Abstract. This paper provides an empirical study of an Inductive Logic
Programming (ILP) method through the application to classifying ocular
fundus images for glaucoma diagnosis. Key issues in this study are not
only dealing with low-level measurement data such as image, but also
producing diagnostic rules that are readable and comprehensive for 
interactions to medical experts. For this purpose, we develop a 
constraint-directed ILP system, GKS, that handles both symbolic and numerical
data, and produce Horn clauses with numerical constraints. Furthermore,
we provide GKS with a sequential learning facility where GKS 
repeatedly generates a single best rule which becomes background knowledge
for the next learning phase. Since the learning target for this application
is the abnormality of each segment in image, generated rules represent
the relationships between abnormal segments.

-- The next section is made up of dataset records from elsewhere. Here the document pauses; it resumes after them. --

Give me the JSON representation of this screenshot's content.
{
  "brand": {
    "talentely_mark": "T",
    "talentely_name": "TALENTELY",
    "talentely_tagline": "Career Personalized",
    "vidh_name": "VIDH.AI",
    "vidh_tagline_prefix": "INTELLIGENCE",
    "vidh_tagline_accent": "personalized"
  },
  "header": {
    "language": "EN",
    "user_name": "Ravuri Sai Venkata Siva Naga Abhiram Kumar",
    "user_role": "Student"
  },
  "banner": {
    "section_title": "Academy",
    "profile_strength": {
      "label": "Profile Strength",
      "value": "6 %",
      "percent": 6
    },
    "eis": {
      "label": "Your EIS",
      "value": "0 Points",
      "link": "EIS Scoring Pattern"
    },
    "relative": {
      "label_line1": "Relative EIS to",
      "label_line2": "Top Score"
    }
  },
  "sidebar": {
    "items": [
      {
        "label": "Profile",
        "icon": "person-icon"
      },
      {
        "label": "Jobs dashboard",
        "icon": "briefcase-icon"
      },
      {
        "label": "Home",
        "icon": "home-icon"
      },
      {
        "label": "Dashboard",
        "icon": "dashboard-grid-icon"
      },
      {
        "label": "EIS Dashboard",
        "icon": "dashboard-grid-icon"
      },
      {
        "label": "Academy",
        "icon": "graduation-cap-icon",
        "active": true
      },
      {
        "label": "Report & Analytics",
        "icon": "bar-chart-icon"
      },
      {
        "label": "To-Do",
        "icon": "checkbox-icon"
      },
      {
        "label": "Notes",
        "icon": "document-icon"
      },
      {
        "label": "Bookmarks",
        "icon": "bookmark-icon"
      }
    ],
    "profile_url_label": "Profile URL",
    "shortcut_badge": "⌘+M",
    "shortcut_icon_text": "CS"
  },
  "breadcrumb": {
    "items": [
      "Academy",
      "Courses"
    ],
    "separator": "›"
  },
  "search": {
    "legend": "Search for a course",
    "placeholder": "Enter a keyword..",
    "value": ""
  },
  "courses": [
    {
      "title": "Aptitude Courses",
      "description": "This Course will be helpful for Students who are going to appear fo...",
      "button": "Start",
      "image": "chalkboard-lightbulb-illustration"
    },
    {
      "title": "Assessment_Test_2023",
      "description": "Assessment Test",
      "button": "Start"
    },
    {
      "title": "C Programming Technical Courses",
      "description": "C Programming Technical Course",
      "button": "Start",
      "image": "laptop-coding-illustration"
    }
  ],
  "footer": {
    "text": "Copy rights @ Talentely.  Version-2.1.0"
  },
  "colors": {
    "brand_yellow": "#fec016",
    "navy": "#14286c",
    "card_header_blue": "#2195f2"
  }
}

Since such relationships
can be interpreted as qualitative rules and be used as diagnostic rules 
directly, the present method provides automatic construction of knowledge
base from experts accumulated diagnostic experience. Furthermore, the
experimental result shows that induced rules have high statistical 
performance. The present study indicates the advantage and possibility of
the ILP approach to medical diagnosis from measurement data.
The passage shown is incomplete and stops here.